Firstly, the death was simply just too convenient and too coincidental, coming just 24 hours after members of the public and prisoners at the courthouse had vowed to get him. Secondly, the death was also “convenient” for many involved in that it circumvented a lengthy trial that could have even led to appeals all the way up to the UK-based Privy Council.
It can be said that Ali provided a convenient vent for the collective rage of a nation enduring a living nightmare of unrelenting murders, very few of which are solved and even fewer for which anyone is convicted and for which no one ever faces capital punishment.

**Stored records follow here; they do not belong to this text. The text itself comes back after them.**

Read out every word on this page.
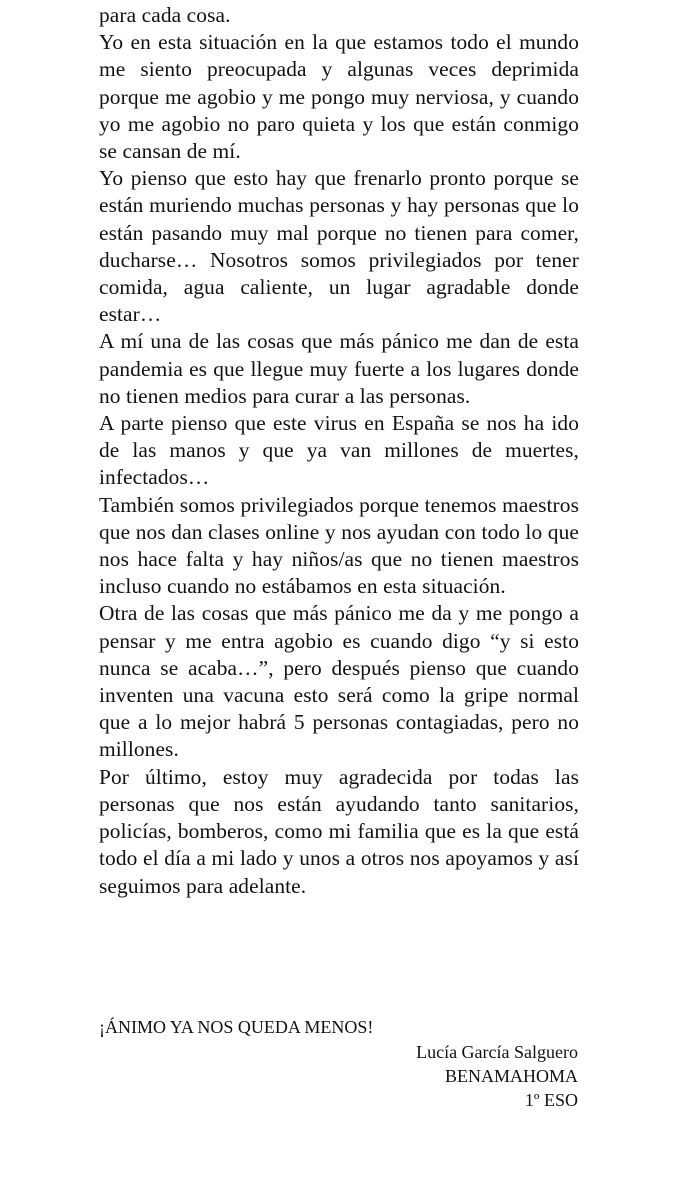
para cada cosa.

Yo en esta situación en la que estamos todo el mundo me siento preocupada y algunas veces deprimida porque me agobio y me pongo muy nerviosa, y cuando yo me agobio no paro quieta y los que están conmigo se cansan de mí.

Yo pienso que esto hay que frenarlo pronto porque se están muriendo muchas personas y hay personas que lo están pasando muy mal porque no tienen para comer, ducharse… Nosotros somos privilegiados por tener comida, agua caliente, un lugar agradable donde estar…

A mí una de las cosas que más pánico me dan de esta pandemia es que llegue muy fuerte a los lugares donde no tienen medios para curar a las personas.

A parte pienso que este virus en España se nos ha ido de las manos y que ya van millones de muertes, infectados…

También somos privilegiados porque tenemos maestros que nos dan clases online y nos ayudan con todo lo que nos hace falta y hay niños/as que no tienen maestros incluso cuando no estábamos en esta situación.

Otra de las cosas que más pánico me da y me pongo a pensar y me entra agobio es cuando digo “y si esto nunca se acaba…”, pero después pienso que cuando inventen una vacuna esto será como la gripe normal que a lo mejor habrá 5 personas contagiadas, pero no millones.

Por último, estoy muy agradecida por todas las personas que nos están ayudando tanto sanitarios, policías, bomberos, como mi familia que es la que está todo el día a mi lado y unos a otros nos apoyamos y así seguimos para adelante.

¡ÁNIMO YA NOS QUEDA MENOS!

Lucía García Salguero
BENAMAHOMA
1º ESO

Further Ali, if guilty, might be said to have got a quick way out, rather than endure what would likely be months of awaiting his fate and a possible date with the hangman.
However, the discovery of Ali hanging in his prison cell while supposedly known to be a high-risk prisoner whom the authorities had taken pains to give his own, isolated cell has an air of suspiciousness.
We would like to know what actually happened in jail?
The very worst possible scenario, which is believed by Ali’s relatives, is that he was murdered in his cell. We cannot know whether or not this is so.
However, even if it was not murder, the Prisons Service at the very least is guilty of grave negligence in allowing Ali to somehow access a razor and cord or sheet, with which to respectively slit his wrists and hang himself, plus the conveniently placed ventilation blocks to affix the cord. All this, while equally “conveniently”, no one was watching him, the nation’s most at-risk person.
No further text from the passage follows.